The direct measures which the American Congress has undertaken have reduced substantially the consumption of petrol in that country. In Australia, $3.5 billion will have changed hands in the last financial year and the result of that massive cost on the public of Australia under the Fraser Government's policy is a reduction of 0.7 per cent. Petrol prices have risen by 33 per cent in the last financial year. Despite that massive increase, the drop in consumption is only 0.7 per cent - a very modest gain indeed. Obviously the policy is just too expensive for a country like Australia and too inflationary for the Australian economy to bear. There can be no glib justification by the Minister of import parity pricing.
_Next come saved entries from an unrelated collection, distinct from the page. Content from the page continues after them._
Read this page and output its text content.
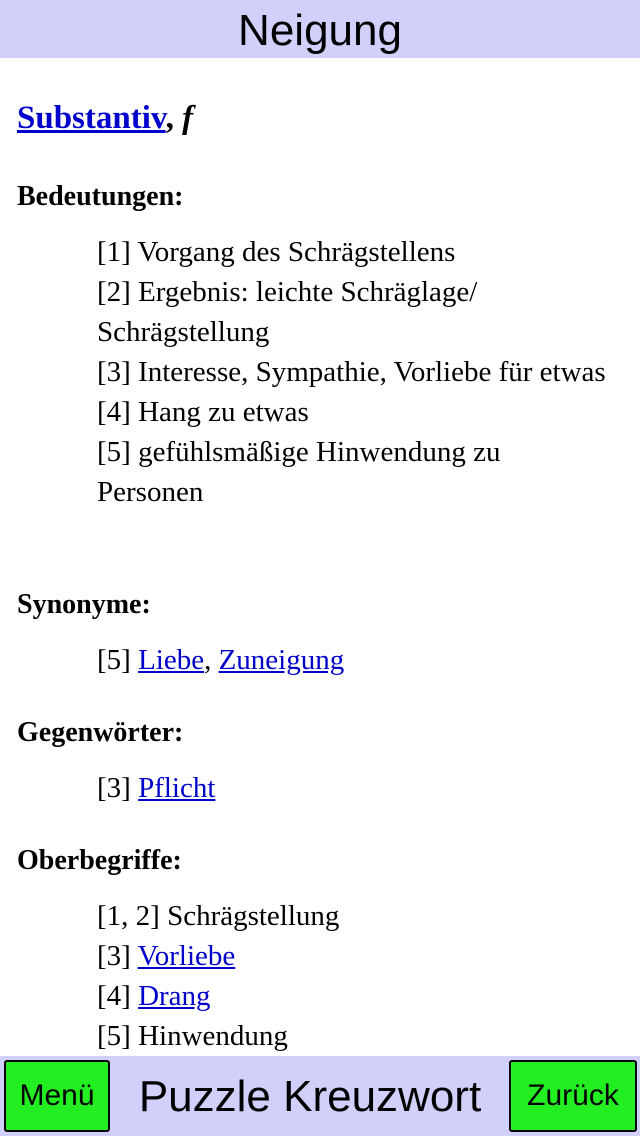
Neigung
Substantiv, f
Bedeutungen:
[1] Vorgang des Schrägstellens
[2] Ergebnis: leichte Schräglage/ Schrägstellung
[3] Interesse, Sympathie, Vorliebe für etwas
[4] Hang zu etwas
[5] gefühlsmäßige Hinwendung zu Personen
Synonyme:
[5] Liebe, Zuneigung
Gegenwörter:
[3] Pflicht
Oberbegriffe:
[1, 2] Schrägstellung
[3] Vorliebe
[4] Drang
[5] Hinwendung
Menü	Puzzle Kreuzwort	Zurück
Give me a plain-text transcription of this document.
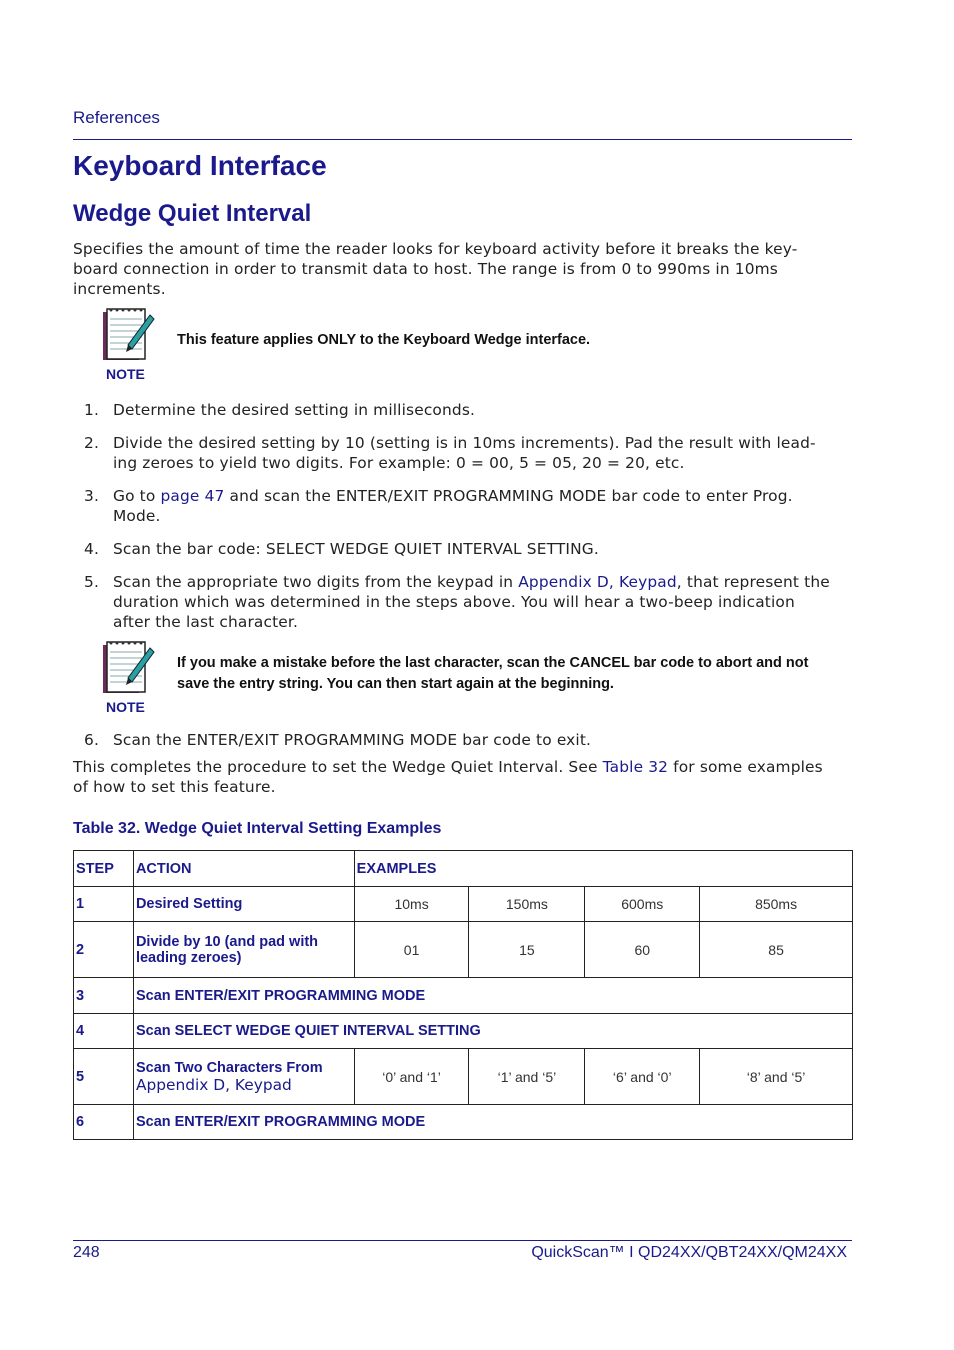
References
Keyboard Interface
Wedge Quiet Interval
Specifies the amount of time the reader looks for keyboard activity before it breaks the key-
board connection in order to transmit data to host. The range is from 0 to 990ms in 10ms
increments.
NOTE
This feature applies ONLY to the Keyboard Wedge interface.
1. Determine the desired setting in milliseconds.
2. Divide the desired setting by 10 (setting is in 10ms increments). Pad the result with lead-
ing zeroes to yield two digits. For example: 0 = 00, 5 = 05, 20 = 20, etc.
3. Go to page 47 and scan the ENTER/EXIT PROGRAMMING MODE bar code to enter Prog.
Mode.
4. Scan the bar code: SELECT WEDGE QUIET INTERVAL SETTING.
5. Scan the appropriate two digits from the keypad in Appendix D, Keypad, that represent the
duration which was determined in the steps above. You will hear a two-beep indication
after the last character.
NOTE
If you make a mistake before the last character, scan the CANCEL bar code to abort and not
save the entry string. You can then start again at the beginning.
6. Scan the ENTER/EXIT PROGRAMMING MODE bar code to exit.
This completes the procedure to set the Wedge Quiet Interval. See Table 32 for some examples
of how to set this feature.
Table 32. Wedge Quiet Interval Setting Examples
STEP	ACTION	EXAMPLES			
1	Desired Setting	10ms	150ms	600ms	850ms
2	Divide by 10 (and pad with
leading zeroes)	01	15	60	85
3	Scan ENTER/EXIT PROGRAMMING MODE				
4	Scan SELECT WEDGE QUIET INTERVAL SETTING				
5	Scan Two Characters From
Appendix D, Keypad	‘0’ and ‘1’	‘1’ and ‘5’	‘6’ and ‘0’	‘8’ and ‘5’
6	Scan ENTER/EXIT PROGRAMMING MODE				
248	QuickScan™ I QD24XX/QBT24XX/QM24XX
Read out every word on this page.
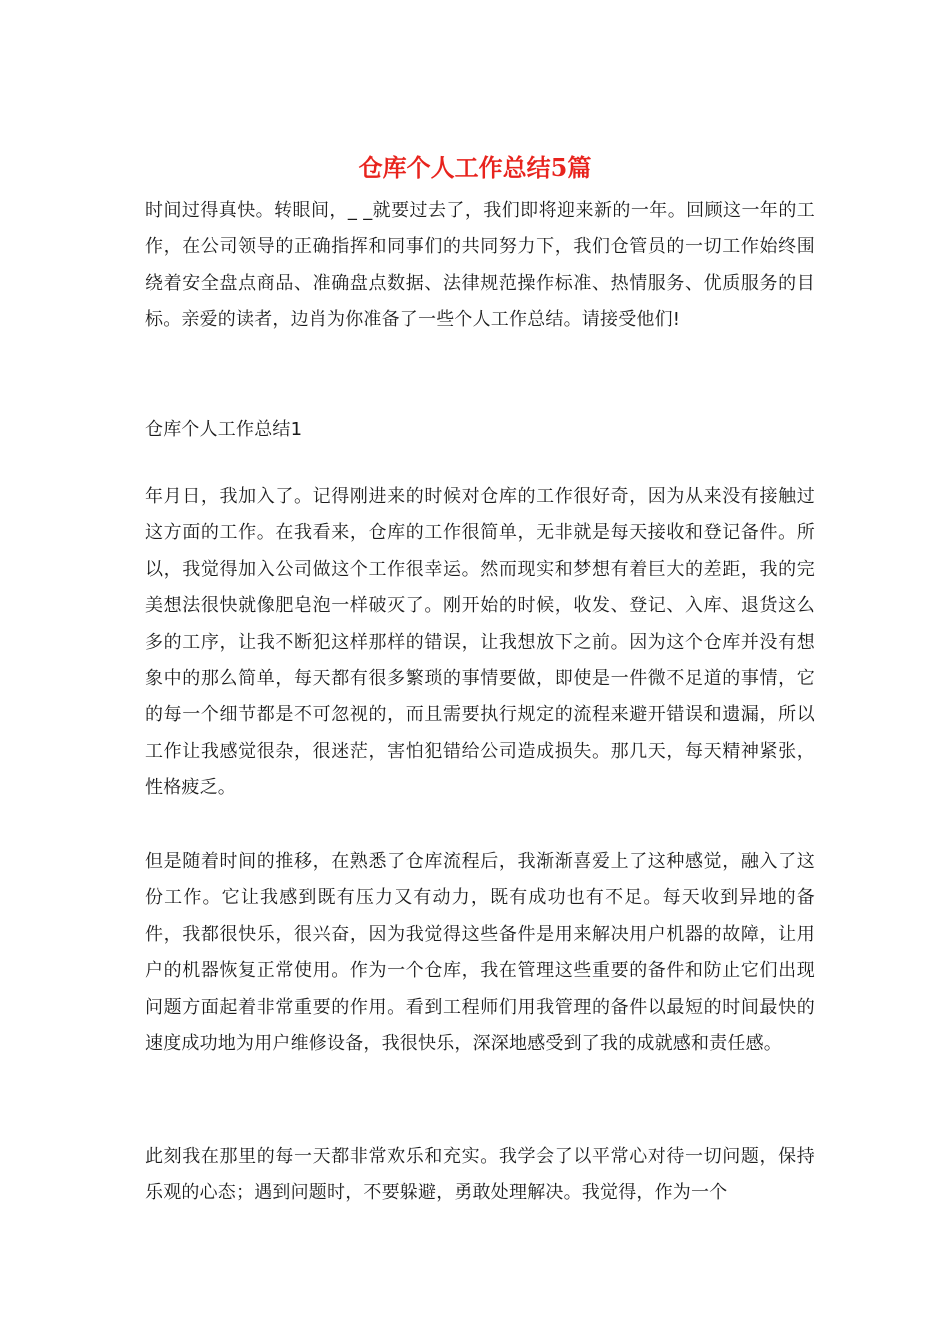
仓库个人工作总结5篇

时间过得真快。转眼间，_ _就要过去了，我们即将迎来新的一年。回顾这一年的工作，在公司领导的正确指挥和同事们的共同努力下，我们仓管员的一切工作始终围绕着安全盘点商品、准确盘点数据、法律规范操作标准、热情服务、优质服务的目标。亲爱的读者，边肖为你准备了一些个人工作总结。请接受他们!

仓库个人工作总结1

年月日，我加入了。记得刚进来的时候对仓库的工作很好奇，因为从来没有接触过这方面的工作。在我看来，仓库的工作很简单，无非就是每天接收和登记备件。所以，我觉得加入公司做这个工作很幸运。然而现实和梦想有着巨大的差距，我的完美想法很快就像肥皂泡一样破灭了。刚开始的时候，收发、登记、入库、退货这么多的工序，让我不断犯这样那样的错误，让我想放下之前。因为这个仓库并没有想象中的那么简单，每天都有很多繁琐的事情要做，即使是一件微不足道的事情，它的每一个细节都是不可忽视的，而且需要执行规定的流程来避开错误和遗漏，所以工作让我感觉很杂，很迷茫，害怕犯错给公司造成损失。那几天，每天精神紧张，性格疲乏。

但是随着时间的推移，在熟悉了仓库流程后，我渐渐喜爱上了这种感觉，融入了这份工作。它让我感到既有压力又有动力，既有成功也有不足。每天收到异地的备件，我都很快乐，很兴奋，因为我觉得这些备件是用来解决用户机器的故障，让用户的机器恢复正常使用。作为一个仓库，我在管理这些重要的备件和防止它们出现问题方面起着非常重要的作用。看到工程师们用我管理的备件以最短的时间最快的速度成功地为用户维修设备，我很快乐，深深地感受到了我的成就感和责任感。

此刻我在那里的每一天都非常欢乐和充实。我学会了以平常心对待一切问题，保持乐观的心态；遇到问题时，不要躲避，勇敢处理解决。我觉得，作为一个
The other justification that the Government seeks to make is that a high price is needed to encourage exploration. This is a phoney argument because both the Australian Labor Party and the coalition parties have agreed to pay the world price for oil yet to be discovered, that is, import parity for new oil, but not existing reserves in the Bass Strait. The Labor Party introduced that policy in 1975. It has been continued by the present Government and has the support of the Opposition. That is the policy under which exploration in Australia continues.

The companies operating in Australia, with the exception of Esso-BHP, largely do not produce any oil or gas in Australia and can get nothing out of the old oil policy. Therefore, they are searching for oil and gas here simply on the promise that they will be paid import parity if they discover new oil. Why should not we pay them import parity because we would only have to pay it to, say, some Middle East state?

Why should we pay import parity for oil which was discovered over 10 years ago in the Bass Strait, for which all the production platforms have been established in respect of which production is at the rate of about 400,000 barrels a day. Why should we have to pay the world price for that oil? Quite simply, we should not. It is no encouragement for exploration. The encouragement for exploration comes under the new fields policy. It is just a tax rort, a rip-off, a tax by stealth, a hoax on the Australian motoring public where the Fraser Government has established a branch of the Taxation Office at every petrol pump. The city dweller, the farmer and the industrialist all pay through the nose for fuel which is produced in their country and which should be available to them at prices much less than the prices which the Government is determined to charge them.

Question resolved in the affirmative.

Sitting suspended from 12.59 p.m. to 2.15 p.m.